One hundred years ago today, on February 14, 1919, the Mendocino Study Club held a special evening meeting to celebrate both the triumph of Cupid and the end of World War I. The armistice with Germany had been signed November 11, 1918, and the Paris Peace Conference had begun on January 18, 1919, so the Study Club event was timely. Almost three million American men had served in World War I — including a number from little Mendocino — and their return home from the trenches no doubt seemed like both a boon and a valentine.

According to “Mendocino Study Club Entertains on Valentines Day” (Mendocino Beacon, February 22, 1919, page 1), the gathering was so unique that the married women club members invited their husbands to attend.  The hostess, Mrs. John S. Ross, welcomed the guests into her home [now the Ford House] for the program, then arranged tables for cards, and served a “bountiful repast” to round out the event.

The program, directed by the Misses Helen Hodghead and Clarisse Duckett, teachers at Mendocino High School, featured war poems by Robert Service “read with deep feeling and expression” by four of the club women, a humorous monologue, and war songs.  The Beacon article only hints at the texts under interpretation, but a little background research sheds some light.

The poems by Service, a British-Canadian writer sometimes referred to as “the Bard of the Yukon,” came from Rhymes of a Red Cross Man, written after he served as an ambulance driver in the Great War.  Service is best known for his poems, “The Shooting of Dan McGrew” and “The Cremation of Sam McGee,” penned while he was a bank officer during the Klondike gold rush, but his war poems are considered somewhat superior to his Yukon doggerel. Somewhat.

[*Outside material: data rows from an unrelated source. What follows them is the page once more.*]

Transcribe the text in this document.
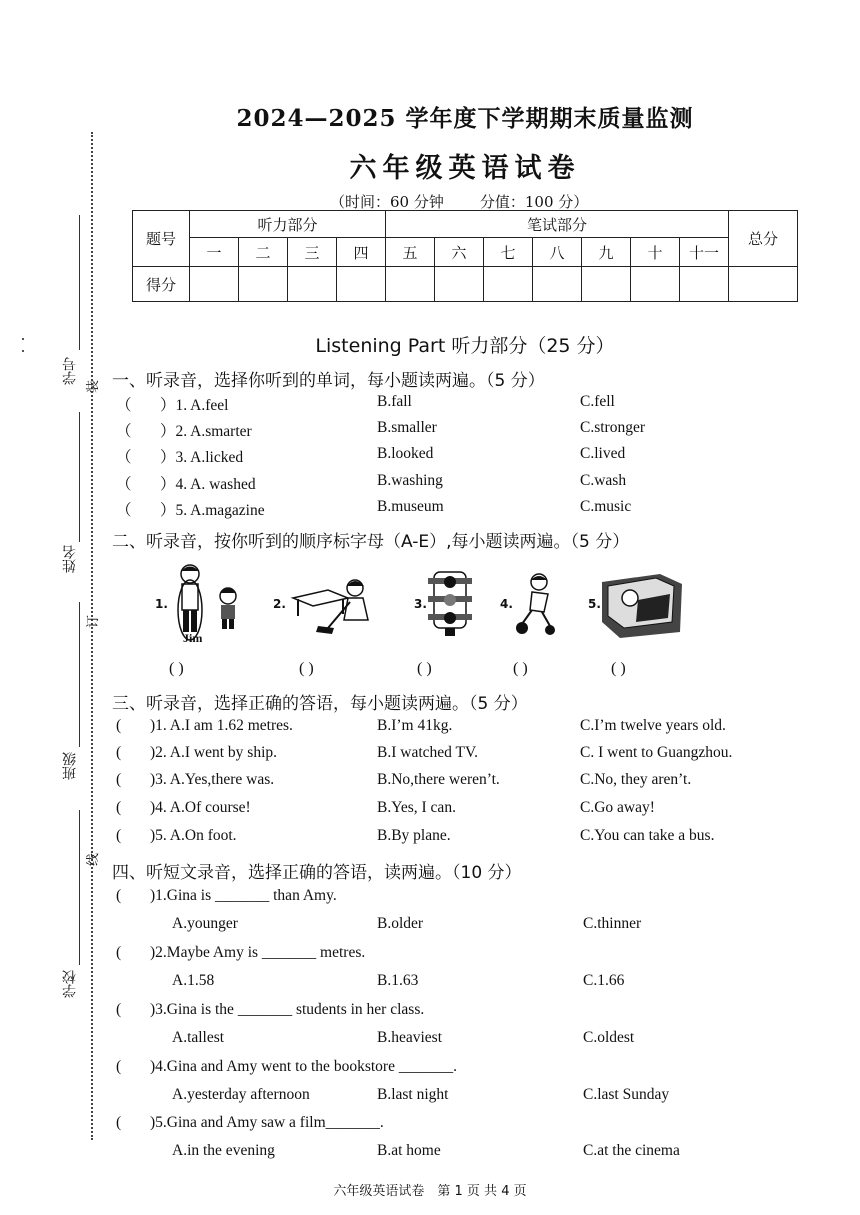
学号
装
姓名
订
班级
线
学校
2024—2025 学年度下学期期末质量监测
六年级英语试卷
（时间：60 分钟 分值：100 分）
题号	听力部分				笔试部分							总分
	一	二	三	四	五	六	七	八	九	十	十一	
得分												
Listening Part 听力部分（25 分）
一、听录音，选择你听到的单词，每小题读两遍。（5 分）
（ ）1. A.feel	B.fall	C.fell
（ ）2. A.smarter	B.smaller	C.stronger
（ ）3. A.licked	B.looked	C.lived
（ ）4. A. washed	B.washing	C.wash
（ ）5. A.magazine	B.museum	C.music
二、听录音，按你听到的顺序标字母（A-E）,每小题读两遍。（5 分）
1.
Jim
2.	3.	4.	5.
( )	( )	( )	( )	( )
三、听录音，选择正确的答语，每小题读两遍。（5 分）
( )1. A.I am 1.62 metres.	B.I’m 41kg.	C.I’m twelve years old.
( )2. A.I went by ship.	B.I watched TV.	C. I went to Guangzhou.
( )3. A.Yes,there was.	B.No,there weren’t.	C.No, they aren’t.
( )4. A.Of course!	B.Yes, I can.	C.Go away!
( )5. A.On foot.	B.By plane.	C.You can take a bus.
四、听短文录音，选择正确的答语，读两遍。（10 分）
( )1.Gina is _______ than Amy.
A.younger	B.older	C.thinner
( )2.Maybe Amy is _______ metres.
A.1.58	B.1.63	C.1.66
( )3.Gina is the _______ students in her class.
A.tallest	B.heaviest	C.oldest
( )4.Gina and Amy went to the bookstore _______.
A.yesterday afternoon	B.last night	C.last Sunday
( )5.Gina and Amy saw a film_______.
A.in the evening	B.at home	C.at the cinema
六年级英语试卷　第 1 页 共 4 页
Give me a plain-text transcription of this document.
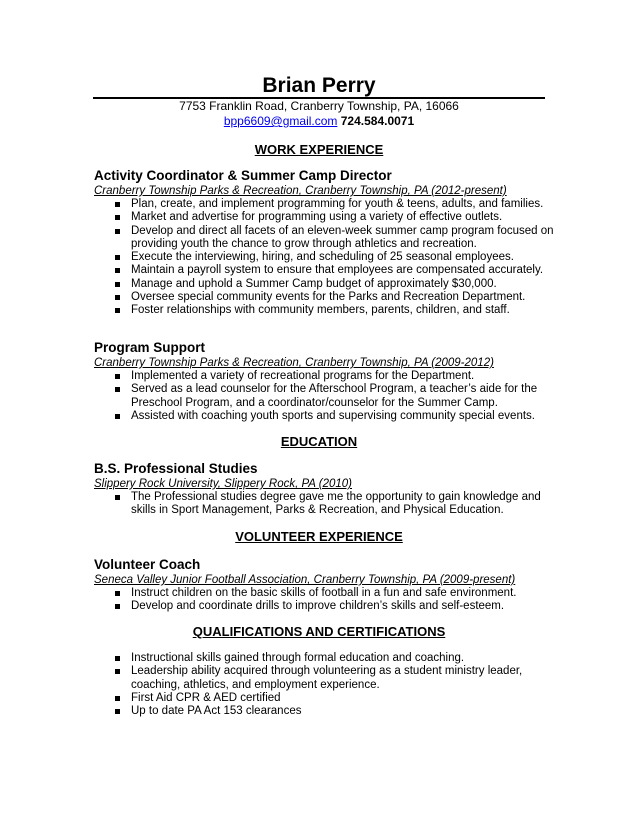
Brian Perry
7753 Franklin Road, Cranberry Township, PA, 16066
bpp6609@gmail.com 724.584.0071
WORK EXPERIENCE
Activity Coordinator & Summer Camp Director
Cranberry Township Parks & Recreation, Cranberry Township, PA (2012-present)
Plan, create, and implement programming for youth & teens, adults, and families.
Market and advertise for programming using a variety of effective outlets.
Develop and direct all facets of an eleven-week summer camp program focused on providing youth the chance to grow through athletics and recreation.
Execute the interviewing, hiring, and scheduling of 25 seasonal employees.
Maintain a payroll system to ensure that employees are compensated accurately.
Manage and uphold a Summer Camp budget of approximately $30,000.
Oversee special community events for the Parks and Recreation Department.
Foster relationships with community members, parents, children, and staff.
Program Support
Cranberry Township Parks & Recreation, Cranberry Township, PA (2009-2012)
Implemented a variety of recreational programs for the Department.
Served as a lead counselor for the Afterschool Program, a teacher’s aide for the Preschool Program, and a coordinator/counselor for the Summer Camp.
Assisted with coaching youth sports and supervising community special events.
EDUCATION
B.S. Professional Studies
Slippery Rock University, Slippery Rock, PA (2010)
The Professional studies degree gave me the opportunity to gain knowledge and skills in Sport Management, Parks & Recreation, and Physical Education.
VOLUNTEER EXPERIENCE
Volunteer Coach
Seneca Valley Junior Football Association, Cranberry Township, PA (2009-present)
Instruct children on the basic skills of football in a fun and safe environment.
Develop and coordinate drills to improve children’s skills and self-esteem.
QUALIFICATIONS AND CERTIFICATIONS
Instructional skills gained through formal education and coaching.
Leadership ability acquired through volunteering as a student ministry leader, coaching, athletics, and employment experience.
First Aid CPR & AED certified
Up to date PA Act 153 clearances
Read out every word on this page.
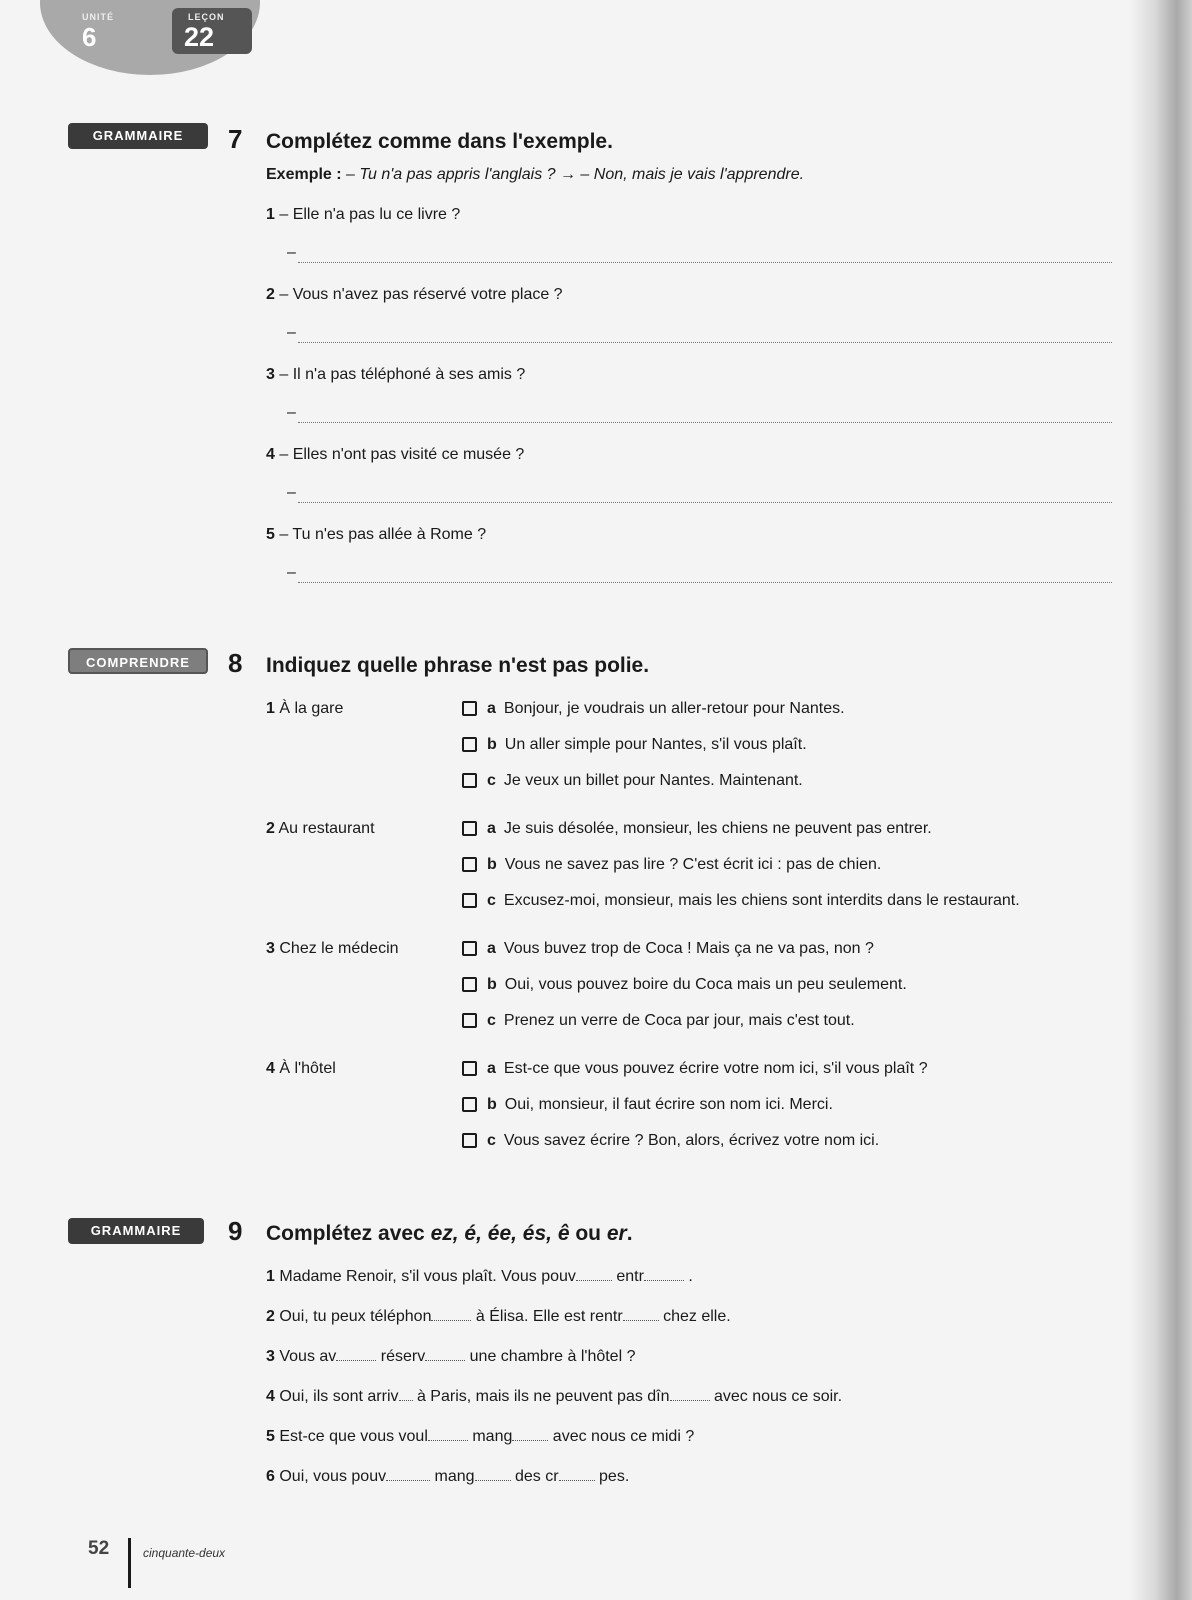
UNITÉ
6
LEÇON
22
GRAMMAIRE	7 Complétez comme dans l'exemple.
Exemple : – Tu n'a pas appris l'anglais ? → – Non, mais je vais l'apprendre.
1 – Elle n'a pas lu ce livre ?
–
2 – Vous n'avez pas réservé votre place ?
–
3 – Il n'a pas téléphoné à ses amis ?
–
4 – Elles n'ont pas visité ce musée ?
–
5 – Tu n'es pas allée à Rome ?
–
COMPRENDRE	8 Indiquez quelle phrase n'est pas polie.
1 À la gare	a Bonjour, je voudrais un aller-retour pour Nantes.
b Un aller simple pour Nantes, s'il vous plaît.
c Je veux un billet pour Nantes. Maintenant.
2 Au restaurant	a Je suis désolée, monsieur, les chiens ne peuvent pas entrer.
b Vous ne savez pas lire ? C'est écrit ici : pas de chien.
c Excusez-moi, monsieur, mais les chiens sont interdits dans le restaurant.
3 Chez le médecin	a Vous buvez trop de Coca ! Mais ça ne va pas, non ?
b Oui, vous pouvez boire du Coca mais un peu seulement.
c Prenez un verre de Coca par jour, mais c'est tout.
4 À l'hôtel	a Est-ce que vous pouvez écrire votre nom ici, s'il vous plaît ?
b Oui, monsieur, il faut écrire son nom ici. Merci.
c Vous savez écrire ? Bon, alors, écrivez votre nom ici.
GRAMMAIRE	9 Complétez avec ez, é, ée, és, ê ou er.
1 Madame Renoir, s'il vous plaît. Vous pouv entr	.
2 Oui, tu peux téléphon	à Élisa. Elle est rentr chez elle.
3 Vous av	réserv	une chambre à l'hôtel ?
4 Oui, ils sont arriv à Paris, mais ils ne peuvent pas dîn	avec nous ce soir.
5 Est-ce que vous voul	mang avec nous ce midi ?
6 Oui, vous pouv	mang des cr pes.
52	cinquante-deux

From wrath-red dawn to wrath-red dawn,
      The guns have brayed without abate;
And now the sick sun looks upon
      The bleared, blood-boltered fields of hate. (“The Lark”)

Or

My stretcher is one scarlet stain,
      And as I tries to wipe it clean,
I tell you wot — I’m sick with pain
      For all I’ve ‘heard, for all I’ve seen. (“The Stretcher-Bearer”)

When the poetry readings ended, the assembled were understandably in need of some uplift, and Miss Grubb “delighted” them with her monologue, “Helping Win the War.”  Unfortunately, no trace remains — in the 1919 Study Club yearbook in the Kelley House Museum archives or in cyber space — of her comedic bit, but Clare Grubb was also a teacher at the high school, so we can surmise that it was learned and witty.

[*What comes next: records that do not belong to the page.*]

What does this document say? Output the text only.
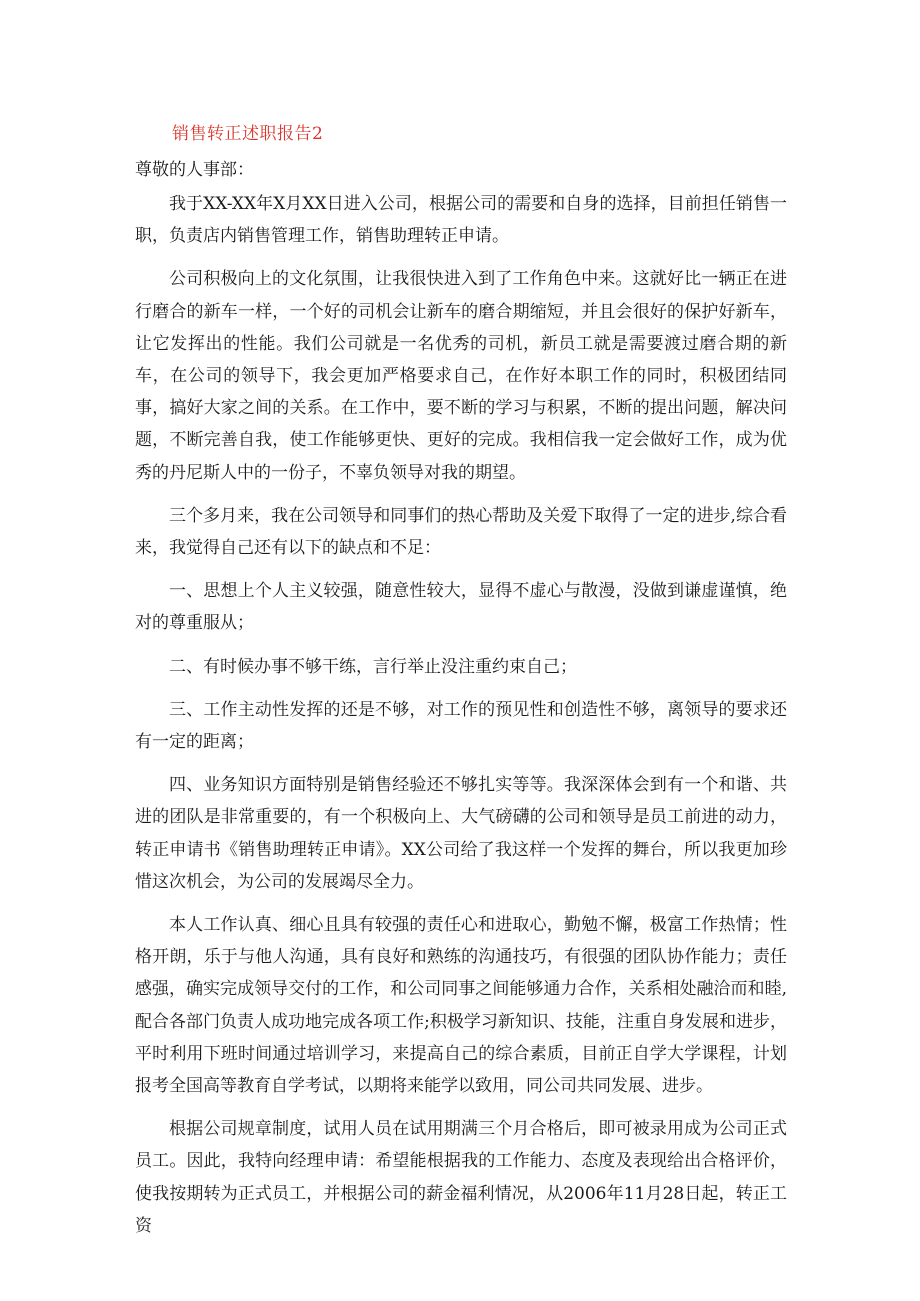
销售转正述职报告2
尊敬的人事部：

我于XX-XX年X月XX日进入公司，根据公司的需要和自身的选择，目前担任销售一职，负责店内销售管理工作，销售助理转正申请。

公司积极向上的文化氛围，让我很快进入到了工作角色中来。这就好比一辆正在进行磨合的新车一样，一个好的司机会让新车的磨合期缩短，并且会很好的保护好新车，让它发挥出的性能。我们公司就是一名优秀的司机，新员工就是需要渡过磨合期的新车，在公司的领导下，我会更加严格要求自己，在作好本职工作的同时，积极团结同事，搞好大家之间的关系。在工作中，要不断的学习与积累，不断的提出问题，解决问题，不断完善自我，使工作能够更快、更好的完成。我相信我一定会做好工作，成为优秀的丹尼斯人中的一份子，不辜负领导对我的期望。

三个多月来，我在公司领导和同事们的热心帮助及关爱下取得了一定的进步,综合看来，我觉得自己还有以下的缺点和不足：

一、思想上个人主义较强，随意性较大，显得不虚心与散漫，没做到谦虚谨慎，绝对的尊重服从；

二、有时候办事不够干练，言行举止没注重约束自己；

三、工作主动性发挥的还是不够，对工作的预见性和创造性不够，离领导的要求还有一定的距离；

四、业务知识方面特别是销售经验还不够扎实等等。我深深体会到有一个和谐、共进的团队是非常重要的，有一个积极向上、大气磅礴的公司和领导是员工前进的动力，转正申请书《销售助理转正申请》。XX公司给了我这样一个发挥的舞台，所以我更加珍惜这次机会，为公司的发展竭尽全力。

本人工作认真、细心且具有较强的责任心和进取心，勤勉不懈，极富工作热情；性格开朗，乐于与他人沟通，具有良好和熟练的沟通技巧，有很强的团队协作能力；责任感强，确实完成领导交付的工作，和公司同事之间能够通力合作，关系相处融洽而和睦,配合各部门负责人成功地完成各项工作;积极学习新知识、技能，注重自身发展和进步，平时利用下班时间通过培训学习，来提高自己的综合素质，目前正自学大学课程，计划报考全国高等教育自学考试，以期将来能学以致用，同公司共同发展、进步。

根据公司规章制度，试用人员在试用期满三个月合格后，即可被录用成为公司正式员工。因此，我特向经理申请：希望能根据我的工作能力、态度及表现给出合格评价，使我按期转为正式员工，并根据公司的薪金福利情况，从2006年11月28日起，转正工资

To wrap up the program, the audience launched into songs the Beacon says were “characteristic of the ‘Over There’ and ‘Over Here’ spirit” [as opposed to the hinky dinky, parlay voo spirit].  The jaunty tune and clever lyrics of George M. Cohan’s “Over There” are familiar to most of us: “The Yanks are coming…and we won’t come back til it’s over, over there.” But Edward Laska’s “Over Here or Over There” has been nearly forgotten, and you can see why: “Over here we can help them over there. Over here we have got to do our share. Though you’re not behind a gun, you can help to whip that Hun.”

On that high note, the group adjourned first to the card room, and then the dining hall where, “seated at artistically decorated tables, the guests partook of delicacies such as only Mendocino ladies can prepare.”  All present agreed that the gracious hostess should be congratulated for “the very mirthful and joyous evening.”  And why not: the war to end all wars had ended, the doughboys were coming home, and it was Valentine’s Day.